“Just so,” quickly answered Mr. Ashton, glancing across the table at his attentive wife, “and all the worse for Charlotte and John. I shall have a word with them on the subject. I called in Marsden Square on my way home, and found Charlotte with red eyes. John had not been home all night.” And Mr. Ashton battered the top of an egg whilst delivering what he regarded as a crushing argument.
Breakfast and the discussion were unusually prolonged, the only impression left on the young lady’s romantic, impressible, and inexperienced mind being that her parents were unaccountably harsh to her, and unjust to Mr. Laurence, in her eyes the beau-ideal of a man. Such a figure and such a face could only enshrine divinity. And if he was a little wild, so were all heroes at his age.
Let not the inexperienced young girl be over-much condemned for this. The opinion generally prevailed in her day; she had heard the sentiment expressed in farces on the stage, in society at home and elsewhere; even her own father’s hospitality trended in the same direction.
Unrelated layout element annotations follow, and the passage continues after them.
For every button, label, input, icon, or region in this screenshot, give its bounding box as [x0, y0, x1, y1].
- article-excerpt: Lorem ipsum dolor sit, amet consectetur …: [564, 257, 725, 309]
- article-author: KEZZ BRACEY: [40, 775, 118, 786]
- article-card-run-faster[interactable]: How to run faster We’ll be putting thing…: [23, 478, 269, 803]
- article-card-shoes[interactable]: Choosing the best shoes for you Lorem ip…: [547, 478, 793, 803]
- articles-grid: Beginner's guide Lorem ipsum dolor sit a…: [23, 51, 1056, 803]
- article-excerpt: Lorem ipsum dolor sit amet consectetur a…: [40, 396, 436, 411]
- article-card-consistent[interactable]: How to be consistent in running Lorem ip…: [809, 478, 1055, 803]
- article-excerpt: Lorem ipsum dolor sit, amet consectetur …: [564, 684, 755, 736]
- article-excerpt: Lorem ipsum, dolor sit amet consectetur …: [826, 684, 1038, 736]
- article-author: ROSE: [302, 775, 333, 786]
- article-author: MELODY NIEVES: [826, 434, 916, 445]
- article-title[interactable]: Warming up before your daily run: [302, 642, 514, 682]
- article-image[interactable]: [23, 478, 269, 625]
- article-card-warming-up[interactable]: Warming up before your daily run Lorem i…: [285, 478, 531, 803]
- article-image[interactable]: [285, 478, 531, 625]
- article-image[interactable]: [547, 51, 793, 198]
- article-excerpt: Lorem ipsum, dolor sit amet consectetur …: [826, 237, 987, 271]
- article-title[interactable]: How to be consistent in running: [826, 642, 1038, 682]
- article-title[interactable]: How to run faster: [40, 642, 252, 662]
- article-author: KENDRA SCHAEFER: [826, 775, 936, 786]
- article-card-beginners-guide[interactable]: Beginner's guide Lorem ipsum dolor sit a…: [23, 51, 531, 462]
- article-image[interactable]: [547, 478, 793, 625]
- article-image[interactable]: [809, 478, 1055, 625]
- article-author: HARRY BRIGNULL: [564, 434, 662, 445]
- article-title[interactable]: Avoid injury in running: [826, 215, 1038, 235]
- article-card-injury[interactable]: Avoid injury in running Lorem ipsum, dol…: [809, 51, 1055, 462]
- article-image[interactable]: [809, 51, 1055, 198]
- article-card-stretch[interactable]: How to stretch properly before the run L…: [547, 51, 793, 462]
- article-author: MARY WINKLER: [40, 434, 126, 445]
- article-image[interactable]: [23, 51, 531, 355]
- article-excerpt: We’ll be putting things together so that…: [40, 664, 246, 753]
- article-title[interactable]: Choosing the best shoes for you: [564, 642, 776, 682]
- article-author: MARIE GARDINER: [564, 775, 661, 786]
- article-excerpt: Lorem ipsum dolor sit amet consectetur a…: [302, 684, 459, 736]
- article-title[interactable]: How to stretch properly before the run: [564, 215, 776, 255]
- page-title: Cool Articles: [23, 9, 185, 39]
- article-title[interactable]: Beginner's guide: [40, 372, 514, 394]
Mrs. Ashton was a woman of her word. The door in Mosley Street was closed against Mr. Laurence Aspinall, and James was incorruptible.
But the teaching of Miss Bohanna’s library being that Love was far-seeing and parents were blind, it followed that Miss Augusta (who would have resented any supposition of wilful disobedience or intentional disrespect towards the good father and mother she loved so dearly) met the fascinating gentleman (always by chance) either at her cousin’s in Marsden Square or in her walks abroad, and scented billet-doux came and went between the leaves of four-volumed romances, which Cicily carried to and from the library. One of these fell into Mrs. Ashton’s hands, when finding her advice contemned, she took measures to check this premature and clandestine love-making, as she thought, effectually.
CHAPTER THE THIRTY-FIFTH.
AT CARR COTTAGE.
TOM HULME was most anxious to get back to Whaley-Bridge and the mill, and motherly Bess was equally uneasy to return to her poor little Sim, afraid lest he should tax his grandfather’s strength over-much, or meet with some fresh accident. Yet more than a week elapsed before her husband was fit to travel, and in the interim Mr. Ashton had himself gone thither to ascertain how the new substitute filled the post.
He was still at Carr Cottage when the “Lord Nelson” stopped at the end of the avenue, and Jabez, with fragile Sim mounted on his shoulder, trotted down to the gate to welcome Bess and her invalid home. They had travelled inside, but John Loudon Mac-Adam had not yet been appointed “Surveyor of Roads,” and Tom Hulme had suffered severely from the jolting of the coach.
Bess clasped her child tenderly, and held him up for his father’s kiss; but she put him down to walk on before them (he could not run), whilst she and Jabez helped the injured corporal to ascend the steep incline. Old Simon, who seemed to have got a new lease of life from the invigorating country air and occupation, had already breakfasted, and was in the bean-field gathering the first ripe pods for a dinner of beans and bacon.